Lepski miró las valijas asombrado.

—¿Para mí? ¿Y para qué quiero yo una valija nueva? ¡Ya tengo valija!

—Era de tu abuelo —dijo Carroll con frialdad.

—¿Qué tiene de malo que fuera de mi abuelo? —preguntó Lepski agresivo.

—¡Vas a ir con esta valija! —dijo Carroll, despacio y con firmeza.

Lepski se aproximó a la valija y la examinó. Contuvo el aliento.

—¡Caramba! ¡Tiene que haber costado un disparate! ¿Has estado derrochando; amor?

—¡Mira eso! —Carroll señaló el neceser. —¿Compraste esto?

—Me lo regaló Mr. Maverick.

Lepski miró el contenido del neceser. Tomó un frasco de perfume con vaporizador y se arrojó un chorro en la cara.

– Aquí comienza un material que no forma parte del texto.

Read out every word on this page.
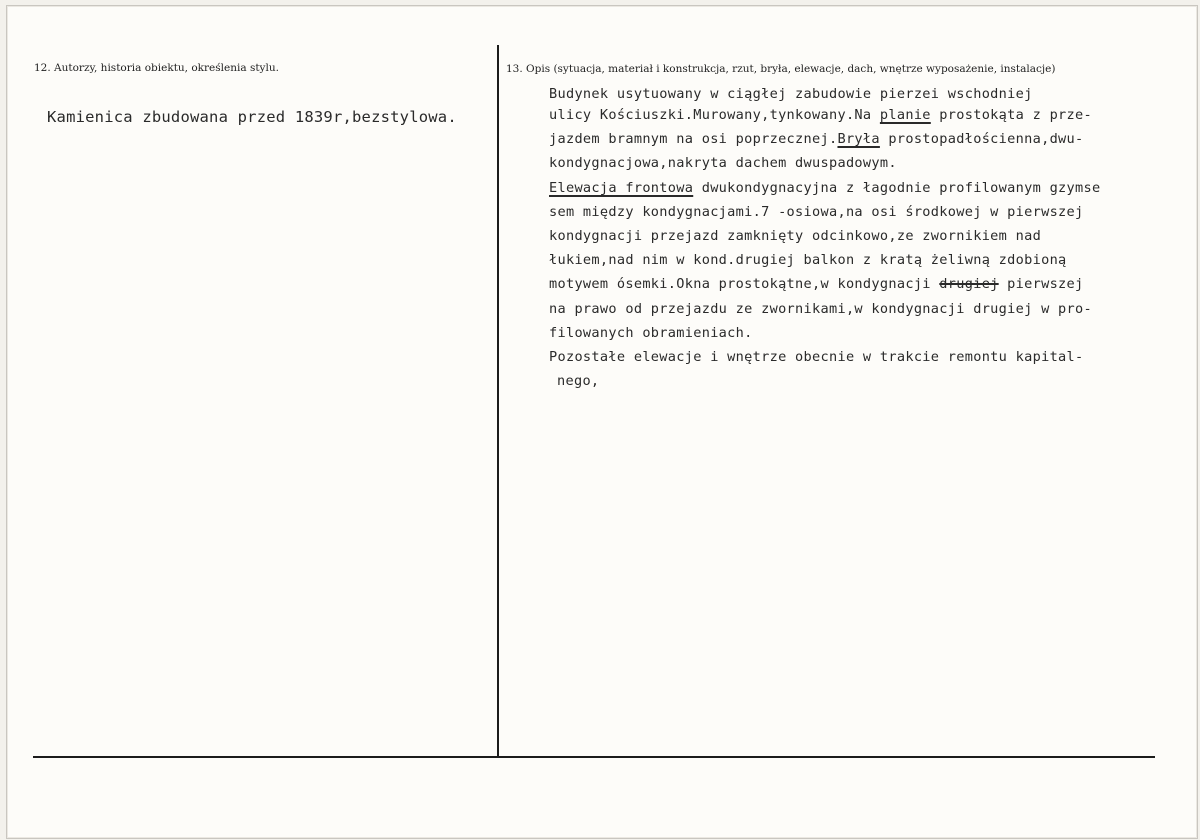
12. Autorzy, historia obiektu, określenia stylu.
Kamienica zbudowana przed 1839r,bezstylowa.
13. Opis (sytuacja, materiał i konstrukcja, rzut, bryła, elewacje, dach, wnętrze wyposażenie, instalacje)
Budynek usytuowany w ciągłej zabudowie pierzei wschodniej
ulicy Kościuszki.Murowany,tynkowany.Na planie prostokąta z prze-
jazdem bramnym na osi poprzecznej.Bryła prostopadłościenna,dwu-
kondygnacjowa,nakryta dachem dwuspadowym.
Elewacja frontowa dwukondygnacyjna z łagodnie profilowanym gzymse
sem między kondygnacjami.7 -osiowa,na osi środkowej w pierwszej
kondygnacji przejazd zamknięty odcinkowo,ze zwornikiem nad
łukiem,nad nim w kond.drugiej balkon z kratą żeliwną zdobioną
motywem ósemki.Okna prostokątne,w kondygnacji drugiej pierwszej
na prawo od przejazdu ze zwornikami,w kondygnacji drugiej w pro-
filowanych obramieniach.
Pozostałe elewacje i wnętrze obecnie w trakcie remontu kapital-
nego,
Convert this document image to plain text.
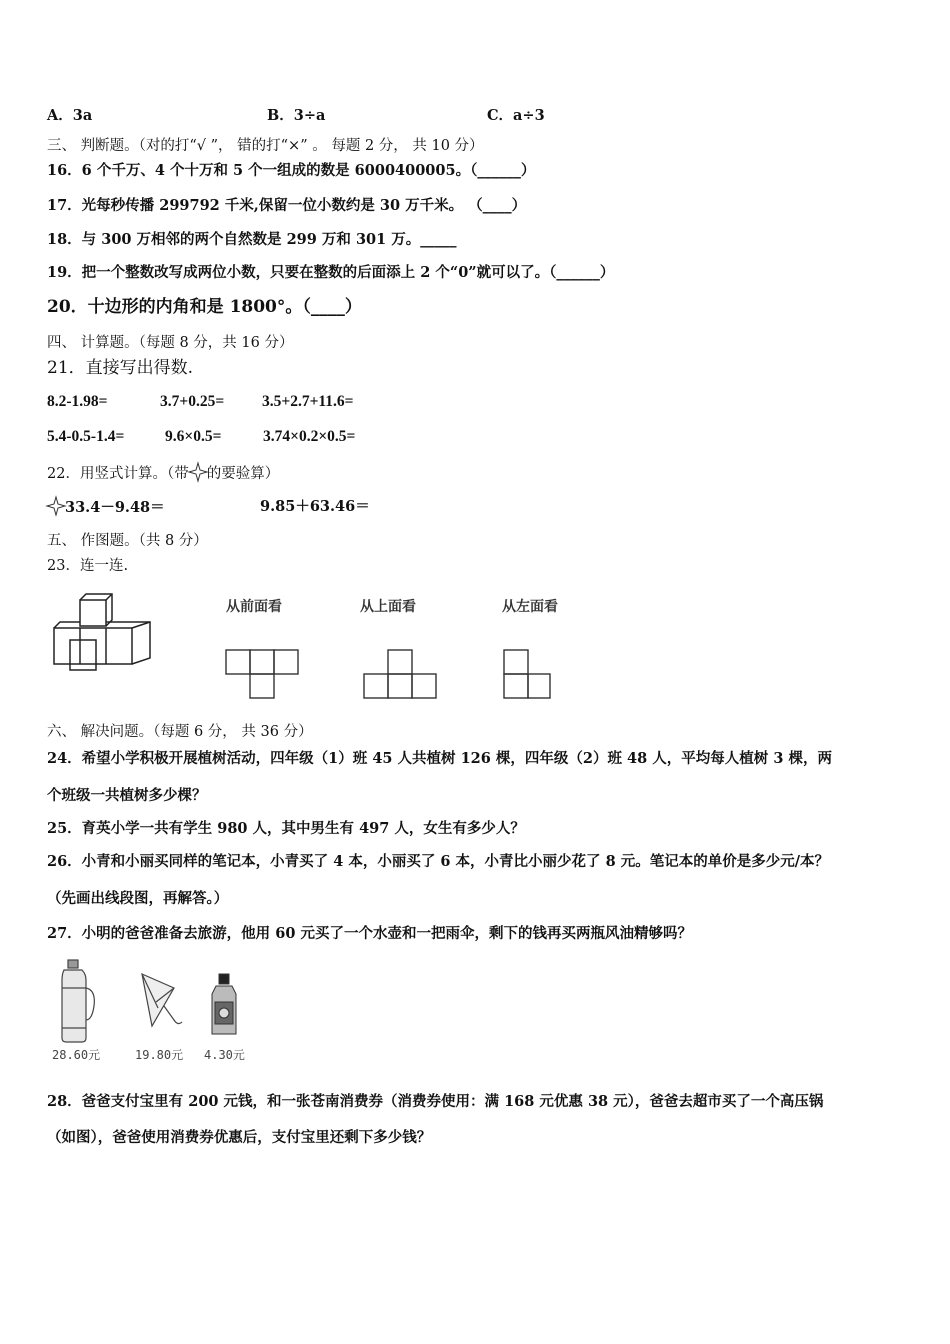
A．3a	B．3÷a	C．a÷3
三、 判断题。（对的打“√ ”， 错的打“×” 。 每题 2 分， 共 10 分）
16．6 个千万、4 个十万和 5 个一组成的数是 6000400005。（______）
17．光每秒传播 299792 千米,保留一位小数约是 30 万千米。 （____）
18．与 300 万相邻的两个自然数是 299 万和 301 万。_____
19．把一个整数改写成两位小数，只要在整数的后面添上 2 个“0”就可以了。（______）
20．十边形的内角和是 1800°。（____）
四、 计算题。（每题 8 分，共 16 分）
21．直接写出得数.
8.2-1.98=	3.7+0.25= 3.5+2.7+11.6=
5.4-0.5-1.4=	9.6×0.5=	3.74×0.2×0.5=
22．用竖式计算。（带 的要验算）
33.4－9.48＝	9.85＋63.46＝
五、 作图题。（共 8 分）
23．连一连.
从前面看	从上面看	从左面看
六、 解决问题。（每题 6 分， 共 36 分）
24．希望小学积极开展植树活动，四年级（1）班 45 人共植树 126 棵，四年级（2）班 48 人，平均每人植树 3 棵，两
个班级一共植树多少棵？
25．育英小学一共有学生 980 人，其中男生有 497 人，女生有多少人？
26．小青和小丽买同样的笔记本，小青买了 4 本，小丽买了 6 本，小青比小丽少花了 8 元。笔记本的单价是多少元/本？
（先画出线段图，再解答。）
27．小明的爸爸准备去旅游，他用 60 元买了一个水壶和一把雨伞，剩下的钱再买两瓶风油精够吗？
28.60元	19.80元 4.30元
28．爸爸支付宝里有 200 元钱，和一张苍南消费券（消费券使用：满 168 元优惠 38 元），爸爸去超市买了一个高压锅
（如图），爸爸使用消费券优惠后，支付宝里还剩下多少钱？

Carroll se lo sacó de las manos.

—Mmm… Sexy —dijo Lepski—. ¿Así que te lo regaló?

—Sí, y las dos valijas costaron nada más que cien dólares.

—¡Caramba! Hiciste un hombre de ese maricón —dijo Lepski y sonrió—. Caramba con mi mujercita. ¿Qué hay para cenar?

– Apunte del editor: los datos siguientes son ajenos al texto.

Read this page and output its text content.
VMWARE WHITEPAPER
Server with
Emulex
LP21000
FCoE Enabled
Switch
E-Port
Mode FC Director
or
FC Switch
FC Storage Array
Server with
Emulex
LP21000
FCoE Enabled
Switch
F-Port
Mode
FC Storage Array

—Lepski, ¿no puedes pensar en otra cosa que no sea comida? — preguntó Carroll yendo a la cocina.

—Ya hablamos de eso —dijo Lepski siguiéndola—. Comamos.

Cuando Carroll abrió la puerta de la heladera y se dio cuenta de dónde habían salido los sandwiches, dejó escapar un alarido de desesperación.

Lepski, que conocía la rutina, masculló un insulto que hizo ruborizar a Carroll.

 

La noticia del robo del ícono de Catalina la Grande salió en la televisión a las 18. El locutor dijo que el Presidente de los Estados Unidos había hablado con el Premier de la Unión Soviética. Le había asegurado que el ícono sería recuperado. Ofrecía una recompensa de doscientos mil dólares por su recuperación. El Premier había ordenado que la colección en el Museo de Bellas Artes fuera devuelta a la Unión Soviética de inmediato con extremas medidas de seguridad.

El Presidente le había dicho al Premier que se habían clausurado todas las salidas y que no había manera de que el ícono saliera del país. Era sólo una cuestión de tiempo encontrarlo.

Se había llamado a todas las fuerzas de seguridad, el Ejército y la Marina para la búsqueda.

No se informó lo que había replicado el Premier.

Kendrick escuchaba la información e intercambiaba miradas intranquilas con Louis.

—Ed Haddon escuchaba en su suite del hotel Spanish Bay y sonreía.

Lu Bradey, en Nueva York, también escuchaba y también sonreía. Aunque alguno de los vietnamitas se viera tentado por la recompensa, había cubierto sus huellas por completo. Cualquier cosa que dijeran los vietnamitas sólo ayudaría a confundir la búsqueda.

Bradey movía la cabeza afirmativamente. Confiaba en que con la ayuda del detective de primer grado Tom Lepski el ícono llegaría a Suiza.